At inference, the proxy projects the incoming request, retrieves the most relevant risk evidence from the tree, and injects it as a leading safety context before forwarding the call upstream.
# Conceptual flow — illustrative, drawn from the public SafeHarbor repo.
request --> Safety Projector (384d -> 128d safety space)

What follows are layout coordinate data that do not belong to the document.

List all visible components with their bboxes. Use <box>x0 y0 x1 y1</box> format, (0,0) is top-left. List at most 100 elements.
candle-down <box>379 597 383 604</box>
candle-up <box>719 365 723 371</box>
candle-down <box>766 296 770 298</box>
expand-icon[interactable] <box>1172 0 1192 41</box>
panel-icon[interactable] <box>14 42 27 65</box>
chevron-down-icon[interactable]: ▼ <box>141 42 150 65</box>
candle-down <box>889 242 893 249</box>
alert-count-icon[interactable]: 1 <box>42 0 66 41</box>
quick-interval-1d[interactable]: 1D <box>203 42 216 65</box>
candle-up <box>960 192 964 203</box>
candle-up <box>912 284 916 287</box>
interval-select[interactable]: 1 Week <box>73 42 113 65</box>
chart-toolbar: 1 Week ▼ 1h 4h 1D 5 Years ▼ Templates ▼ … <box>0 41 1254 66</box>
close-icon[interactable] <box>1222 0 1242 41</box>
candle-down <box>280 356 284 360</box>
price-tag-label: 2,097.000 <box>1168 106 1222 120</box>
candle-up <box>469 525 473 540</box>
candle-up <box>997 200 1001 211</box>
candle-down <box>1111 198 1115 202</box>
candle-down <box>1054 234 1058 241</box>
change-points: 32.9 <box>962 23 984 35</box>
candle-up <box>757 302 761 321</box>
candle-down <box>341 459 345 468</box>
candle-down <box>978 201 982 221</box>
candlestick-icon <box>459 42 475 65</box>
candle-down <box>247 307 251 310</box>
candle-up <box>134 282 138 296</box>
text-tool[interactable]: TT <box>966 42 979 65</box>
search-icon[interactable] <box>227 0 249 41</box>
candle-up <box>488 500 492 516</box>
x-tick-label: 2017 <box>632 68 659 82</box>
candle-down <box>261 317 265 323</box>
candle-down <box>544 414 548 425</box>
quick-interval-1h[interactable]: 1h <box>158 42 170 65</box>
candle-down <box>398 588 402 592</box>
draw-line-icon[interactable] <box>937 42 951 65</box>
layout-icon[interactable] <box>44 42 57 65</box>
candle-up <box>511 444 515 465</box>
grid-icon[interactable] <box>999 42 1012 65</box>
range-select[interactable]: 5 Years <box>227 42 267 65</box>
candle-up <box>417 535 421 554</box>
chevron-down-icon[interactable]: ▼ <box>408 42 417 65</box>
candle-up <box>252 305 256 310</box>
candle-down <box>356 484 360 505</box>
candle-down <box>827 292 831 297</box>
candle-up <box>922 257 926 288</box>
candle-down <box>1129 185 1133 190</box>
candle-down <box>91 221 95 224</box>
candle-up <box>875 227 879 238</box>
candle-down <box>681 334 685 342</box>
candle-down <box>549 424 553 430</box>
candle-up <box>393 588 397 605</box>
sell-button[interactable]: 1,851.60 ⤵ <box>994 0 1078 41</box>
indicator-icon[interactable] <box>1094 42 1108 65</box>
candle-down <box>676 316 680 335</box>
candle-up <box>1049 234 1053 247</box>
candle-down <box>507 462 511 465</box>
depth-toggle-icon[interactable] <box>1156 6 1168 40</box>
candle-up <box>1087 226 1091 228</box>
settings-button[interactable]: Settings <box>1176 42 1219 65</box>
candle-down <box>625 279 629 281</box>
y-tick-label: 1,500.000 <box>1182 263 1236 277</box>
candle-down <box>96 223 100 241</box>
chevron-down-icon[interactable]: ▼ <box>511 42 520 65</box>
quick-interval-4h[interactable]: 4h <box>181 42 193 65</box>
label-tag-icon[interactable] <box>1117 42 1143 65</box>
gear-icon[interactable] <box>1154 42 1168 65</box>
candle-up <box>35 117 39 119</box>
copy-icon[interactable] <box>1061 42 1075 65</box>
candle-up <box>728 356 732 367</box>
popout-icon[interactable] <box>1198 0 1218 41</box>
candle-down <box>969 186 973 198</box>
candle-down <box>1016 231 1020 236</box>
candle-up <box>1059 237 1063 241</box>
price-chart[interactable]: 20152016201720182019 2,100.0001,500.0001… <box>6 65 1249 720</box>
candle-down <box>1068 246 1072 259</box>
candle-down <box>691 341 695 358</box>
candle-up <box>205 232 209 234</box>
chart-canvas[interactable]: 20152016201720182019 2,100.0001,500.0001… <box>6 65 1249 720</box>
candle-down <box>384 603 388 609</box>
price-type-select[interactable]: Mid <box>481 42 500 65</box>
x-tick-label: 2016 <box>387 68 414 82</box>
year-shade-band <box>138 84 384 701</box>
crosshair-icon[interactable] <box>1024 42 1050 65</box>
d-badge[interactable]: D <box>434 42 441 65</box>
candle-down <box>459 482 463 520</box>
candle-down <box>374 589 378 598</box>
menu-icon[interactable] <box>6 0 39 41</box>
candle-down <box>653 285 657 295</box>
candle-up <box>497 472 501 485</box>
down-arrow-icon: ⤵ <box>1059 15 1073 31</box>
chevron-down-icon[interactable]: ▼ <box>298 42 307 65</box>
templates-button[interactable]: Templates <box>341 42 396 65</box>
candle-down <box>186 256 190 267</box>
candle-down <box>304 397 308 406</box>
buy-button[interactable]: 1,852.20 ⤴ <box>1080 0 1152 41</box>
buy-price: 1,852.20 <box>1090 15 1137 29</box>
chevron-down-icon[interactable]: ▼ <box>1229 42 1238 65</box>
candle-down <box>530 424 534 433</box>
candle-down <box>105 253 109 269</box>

--> retrieve top-k nodes from Risk Tree
--> inject {defense_strategy, benign_boundary_rule} as safety context
--> forward to target LLM (no fine-tuning)
Why it matters
The reported numbers are the point. On GPT-4o, SafeHarbor holds a peak benign utility of 63.6% while keeping a refusal rate above 93% on explicit malicious requests, evaluated on AgentHarm and Agent-SafetyBench against RAG, A-Mem, GuardAgent and Llama Guard baselines. Whether those exact figures hold on your workload is unknown — they are single-paper results on two benchmarks, with GPT-4o as the headline model — but the framing is the useful part: a guardrail should be measured on both axes, and “refusal rate” alone is a misleading score.
It also fits a broader 2026 pattern. SafeHarbor is one of several self-evolving, memory-based guardrails appearing this year — alongside Membrane’s contrastive safety memory — that treat the boundary between safe and unsafe as something learned and continuously recalibrated, rather than a static block-list. For builders, that signals a shift from “write better refusal prompts” to “maintain a living memory of attack and benign patterns.”
Defenses
SafeHarbor is itself a defensive control, so the practical question is how to adopt the idea soundly.
Treat any memory-driven guardrail as a layer, not the layer. Because rules are retrieved by similarity, a request that no tree node resembles falls back to the base model’s own judgement — so keep deterministic controls underneath: least-privilege tool scopes, sandboxed execution, and human review where the blast radius is large. SafeHarbor’s own design stacks cleanly on top of prompt-level filters like Llama Guard.
Audit the rules, not just the verdicts. The repo ships a human-readable dump of every cluster’s defense strategy and benign boundary rule. A memory built from auto-generated attacks can encode a biased or stale view of “safe”; review it the way you would review a firewall ruleset, and watch the benign-boundary rules for over-blocking.
Measure both axes before and after deployment. The single most transferable lesson here is methodological: report benign utility and attack refusal together, on a benchmark that includes ambiguous-but-legitimate tasks, or you will ship a guardrail that looks safe and quietly breaks real work.
Finally, mind the retrieval surface itself. A guardrail whose memory grows from ingested attack data inherits the poisoning concerns of any retrieval system — control what gets written into the tree, and keep the build pipeline that evolves it as trusted as the model it protects.
Status
| Item | Reference | Date | Notes |
|---|---|---|---|
| Paper | arXiv:2605.05704 | 2026-05-07 | Accepted at ICML 2026 |
| Code + artefacts | github.com/ljj-cyber/SafeHarbor | 2026 | MIT license; pre-built Risk Tree + Safety Projector shipped |
| Headline result | Benign utility 63.6% / refusal >93% | — | GPT-4o, on AgentHarm + Agent-SafetyBench |
| Baselines compared | RAG, A-Mem, GuardAgent, Llama Guard | — | Reproduction scripts included |
SafeHarbor will not end prompt injection or tool misuse — no single guardrail does. Its contribution is narrower and useful: a concrete, reproducible way to chase safety without paying the full over-refusal tax, and a reminder that any honest guardrail evaluation has to report what it breaks as well as what it blocks.